I have implemented the filter (in software) based on the diagram in:
http://www.earlevel.com/Digital%20Audio/StateVar.html
Now I want to derive the transfer function from the diagram and find
out how f and q (see the link) are related to the b-coefficients in:
H(z) a0 + a1*z^-1 + a2*z^-2
= ------------------------
1 - b1*z^-1 - b2*z^-2
Then I will find the relation to the poles and make my own quantized
pole distribution plot.
From the diagram I can see that the following simple implementation
can be used (working matlab code, only HP filteret samples are saved):
low = 0;
high = 0;
band = 0;
y = zeros(length(x),1);
for i = 1:length(x)
low = low + f * band;
high = x(i) - low - q * band;
band = f * high + band;
y(i) = high;
end
I have then tried rewriting it to something like this:
ylp(n) = ylp(n-1)+f*ybp(n-1)
yhp(n) = x(n) - ylp(n)-q*ybp(n-1)
ybp(n) = f*yhp(n)+ybp(n-1)
but the problem is I now have three equations with more than three
unknowns and also I need to get some x[n-1] etc. into the equation.
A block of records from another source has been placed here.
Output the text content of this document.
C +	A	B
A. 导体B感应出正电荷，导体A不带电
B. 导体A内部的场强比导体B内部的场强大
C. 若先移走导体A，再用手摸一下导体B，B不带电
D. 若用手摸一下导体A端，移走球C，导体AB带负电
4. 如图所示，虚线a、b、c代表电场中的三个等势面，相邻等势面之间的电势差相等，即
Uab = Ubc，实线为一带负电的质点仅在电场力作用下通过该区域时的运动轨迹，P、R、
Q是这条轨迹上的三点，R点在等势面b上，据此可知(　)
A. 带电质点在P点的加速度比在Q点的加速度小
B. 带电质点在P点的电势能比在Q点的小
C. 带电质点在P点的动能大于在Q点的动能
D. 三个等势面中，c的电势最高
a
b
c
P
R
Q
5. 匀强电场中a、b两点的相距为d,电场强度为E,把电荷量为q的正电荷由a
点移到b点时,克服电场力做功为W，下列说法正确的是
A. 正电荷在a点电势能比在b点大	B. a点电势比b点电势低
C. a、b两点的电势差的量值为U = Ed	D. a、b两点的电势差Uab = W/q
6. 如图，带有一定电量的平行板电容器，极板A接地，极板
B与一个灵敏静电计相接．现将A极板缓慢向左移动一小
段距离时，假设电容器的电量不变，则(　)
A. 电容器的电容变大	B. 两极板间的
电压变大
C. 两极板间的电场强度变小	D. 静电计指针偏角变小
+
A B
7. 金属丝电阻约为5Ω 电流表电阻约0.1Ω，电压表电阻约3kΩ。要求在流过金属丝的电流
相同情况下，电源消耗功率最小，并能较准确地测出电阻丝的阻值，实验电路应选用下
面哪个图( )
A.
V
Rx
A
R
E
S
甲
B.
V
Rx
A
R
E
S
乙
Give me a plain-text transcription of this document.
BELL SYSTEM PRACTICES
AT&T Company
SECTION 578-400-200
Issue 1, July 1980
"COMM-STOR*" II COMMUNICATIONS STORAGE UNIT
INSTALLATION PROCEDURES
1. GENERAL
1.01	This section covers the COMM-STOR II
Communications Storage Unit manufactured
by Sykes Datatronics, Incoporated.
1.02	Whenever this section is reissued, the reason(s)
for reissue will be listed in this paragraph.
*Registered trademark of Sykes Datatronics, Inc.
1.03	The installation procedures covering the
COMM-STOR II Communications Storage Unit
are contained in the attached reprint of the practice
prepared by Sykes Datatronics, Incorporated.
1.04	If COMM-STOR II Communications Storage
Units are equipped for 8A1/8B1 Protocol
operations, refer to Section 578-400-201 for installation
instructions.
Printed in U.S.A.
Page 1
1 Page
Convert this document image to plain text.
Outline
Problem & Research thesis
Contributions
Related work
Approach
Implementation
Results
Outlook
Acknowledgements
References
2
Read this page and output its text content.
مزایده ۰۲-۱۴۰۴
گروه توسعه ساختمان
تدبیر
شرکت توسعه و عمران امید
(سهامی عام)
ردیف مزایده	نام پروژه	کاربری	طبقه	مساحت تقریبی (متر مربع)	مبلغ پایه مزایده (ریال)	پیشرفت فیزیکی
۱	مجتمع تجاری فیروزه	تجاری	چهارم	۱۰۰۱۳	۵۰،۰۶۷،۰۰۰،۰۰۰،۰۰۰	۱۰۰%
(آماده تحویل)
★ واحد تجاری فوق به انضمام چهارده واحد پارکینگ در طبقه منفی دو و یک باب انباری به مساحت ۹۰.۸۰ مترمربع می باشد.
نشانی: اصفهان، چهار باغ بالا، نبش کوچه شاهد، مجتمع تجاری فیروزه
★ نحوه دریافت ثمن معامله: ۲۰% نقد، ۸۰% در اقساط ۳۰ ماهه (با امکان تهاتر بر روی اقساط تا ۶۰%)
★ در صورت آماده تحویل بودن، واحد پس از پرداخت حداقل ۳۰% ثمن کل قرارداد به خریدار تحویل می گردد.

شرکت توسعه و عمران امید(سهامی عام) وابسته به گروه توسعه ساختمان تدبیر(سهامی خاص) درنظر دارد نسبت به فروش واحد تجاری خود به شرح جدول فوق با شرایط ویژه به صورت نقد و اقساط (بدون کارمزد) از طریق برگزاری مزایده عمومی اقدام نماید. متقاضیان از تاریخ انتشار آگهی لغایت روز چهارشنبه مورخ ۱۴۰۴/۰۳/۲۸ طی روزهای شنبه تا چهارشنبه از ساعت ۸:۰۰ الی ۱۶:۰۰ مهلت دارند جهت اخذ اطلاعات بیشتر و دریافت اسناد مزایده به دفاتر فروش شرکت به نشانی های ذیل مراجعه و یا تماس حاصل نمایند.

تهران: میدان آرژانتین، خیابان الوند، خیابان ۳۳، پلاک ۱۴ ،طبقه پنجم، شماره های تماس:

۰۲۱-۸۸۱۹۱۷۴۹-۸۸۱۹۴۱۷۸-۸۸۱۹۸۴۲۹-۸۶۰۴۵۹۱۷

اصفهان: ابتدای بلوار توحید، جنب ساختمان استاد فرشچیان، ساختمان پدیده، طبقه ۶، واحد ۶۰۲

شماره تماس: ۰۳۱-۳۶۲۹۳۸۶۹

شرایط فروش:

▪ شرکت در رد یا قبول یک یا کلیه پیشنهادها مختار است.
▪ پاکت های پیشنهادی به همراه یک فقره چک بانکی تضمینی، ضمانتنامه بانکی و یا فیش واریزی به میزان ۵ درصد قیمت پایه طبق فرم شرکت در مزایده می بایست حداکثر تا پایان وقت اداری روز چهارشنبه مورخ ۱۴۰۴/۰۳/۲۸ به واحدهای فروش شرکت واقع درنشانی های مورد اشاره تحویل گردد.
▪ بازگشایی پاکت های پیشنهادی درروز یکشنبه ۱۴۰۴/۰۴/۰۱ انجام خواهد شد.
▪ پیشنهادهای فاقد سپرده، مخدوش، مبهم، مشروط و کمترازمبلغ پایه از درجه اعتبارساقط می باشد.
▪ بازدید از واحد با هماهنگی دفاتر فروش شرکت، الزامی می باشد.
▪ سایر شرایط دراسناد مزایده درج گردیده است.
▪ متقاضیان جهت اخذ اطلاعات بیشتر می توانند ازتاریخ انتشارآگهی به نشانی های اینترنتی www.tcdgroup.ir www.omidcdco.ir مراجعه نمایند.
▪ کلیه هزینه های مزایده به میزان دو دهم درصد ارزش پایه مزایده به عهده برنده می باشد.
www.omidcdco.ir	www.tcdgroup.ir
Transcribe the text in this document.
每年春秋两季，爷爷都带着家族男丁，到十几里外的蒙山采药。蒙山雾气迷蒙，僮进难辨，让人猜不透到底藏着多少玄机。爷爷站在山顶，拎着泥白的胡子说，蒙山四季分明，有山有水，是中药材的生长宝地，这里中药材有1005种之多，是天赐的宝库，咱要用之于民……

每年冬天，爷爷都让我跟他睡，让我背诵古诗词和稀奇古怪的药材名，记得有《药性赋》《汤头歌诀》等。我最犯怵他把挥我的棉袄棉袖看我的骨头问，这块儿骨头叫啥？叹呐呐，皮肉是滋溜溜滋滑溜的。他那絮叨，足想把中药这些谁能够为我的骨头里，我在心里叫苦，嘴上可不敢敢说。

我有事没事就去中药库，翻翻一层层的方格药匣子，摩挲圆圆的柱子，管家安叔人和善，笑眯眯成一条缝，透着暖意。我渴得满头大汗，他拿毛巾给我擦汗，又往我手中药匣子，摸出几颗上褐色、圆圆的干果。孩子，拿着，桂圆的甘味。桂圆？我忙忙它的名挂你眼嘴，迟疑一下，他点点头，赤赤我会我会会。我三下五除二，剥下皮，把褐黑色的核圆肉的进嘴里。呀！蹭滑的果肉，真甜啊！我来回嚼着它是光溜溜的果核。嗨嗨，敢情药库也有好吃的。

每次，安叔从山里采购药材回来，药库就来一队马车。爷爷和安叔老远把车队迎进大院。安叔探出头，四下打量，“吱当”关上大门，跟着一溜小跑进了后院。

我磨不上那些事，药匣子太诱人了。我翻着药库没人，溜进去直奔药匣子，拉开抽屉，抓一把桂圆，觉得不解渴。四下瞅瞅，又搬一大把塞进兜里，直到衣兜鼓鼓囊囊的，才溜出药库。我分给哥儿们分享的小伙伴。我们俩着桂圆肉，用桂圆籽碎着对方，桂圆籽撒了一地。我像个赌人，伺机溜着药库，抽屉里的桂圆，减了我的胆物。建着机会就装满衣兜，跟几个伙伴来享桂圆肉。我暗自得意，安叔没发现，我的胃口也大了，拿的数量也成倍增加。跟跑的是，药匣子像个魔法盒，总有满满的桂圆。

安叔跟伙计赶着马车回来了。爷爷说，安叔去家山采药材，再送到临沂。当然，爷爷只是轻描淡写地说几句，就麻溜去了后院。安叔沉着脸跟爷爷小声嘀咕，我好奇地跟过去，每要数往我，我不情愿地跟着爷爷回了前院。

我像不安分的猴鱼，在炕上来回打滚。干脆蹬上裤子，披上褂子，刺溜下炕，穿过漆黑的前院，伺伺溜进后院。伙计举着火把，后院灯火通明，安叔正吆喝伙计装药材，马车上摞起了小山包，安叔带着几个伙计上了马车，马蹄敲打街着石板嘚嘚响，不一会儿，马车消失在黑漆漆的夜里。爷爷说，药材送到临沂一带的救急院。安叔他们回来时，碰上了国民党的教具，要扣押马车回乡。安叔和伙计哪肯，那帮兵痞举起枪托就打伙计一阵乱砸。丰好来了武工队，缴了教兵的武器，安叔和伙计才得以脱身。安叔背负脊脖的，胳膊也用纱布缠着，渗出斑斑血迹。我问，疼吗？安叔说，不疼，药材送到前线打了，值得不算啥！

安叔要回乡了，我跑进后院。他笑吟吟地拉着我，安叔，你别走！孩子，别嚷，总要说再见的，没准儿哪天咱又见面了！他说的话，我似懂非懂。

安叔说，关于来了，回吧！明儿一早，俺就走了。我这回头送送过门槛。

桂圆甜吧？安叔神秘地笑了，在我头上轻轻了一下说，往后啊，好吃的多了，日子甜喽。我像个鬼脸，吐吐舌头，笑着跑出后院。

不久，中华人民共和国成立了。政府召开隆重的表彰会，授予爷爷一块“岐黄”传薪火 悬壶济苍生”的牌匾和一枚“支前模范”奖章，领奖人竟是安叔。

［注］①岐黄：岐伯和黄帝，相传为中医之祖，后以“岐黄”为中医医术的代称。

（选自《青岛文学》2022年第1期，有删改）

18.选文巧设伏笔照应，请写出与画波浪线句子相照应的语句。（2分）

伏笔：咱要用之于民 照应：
I
have tried doing some substitution and for instance turned up with:
ybp(n) = -f*ylp(n-1)+f*x(n)-(f^2+f*q-1)*ybp(n-1)
Then by looking at the diagram I tried to express ylp(n-1) by some by
some x(n-...), f and q's but as it is recursive I can't (don't know
how to) do that.
There must be some mathematical trick or sequency knowledge I should
know?
Best regards,
Kim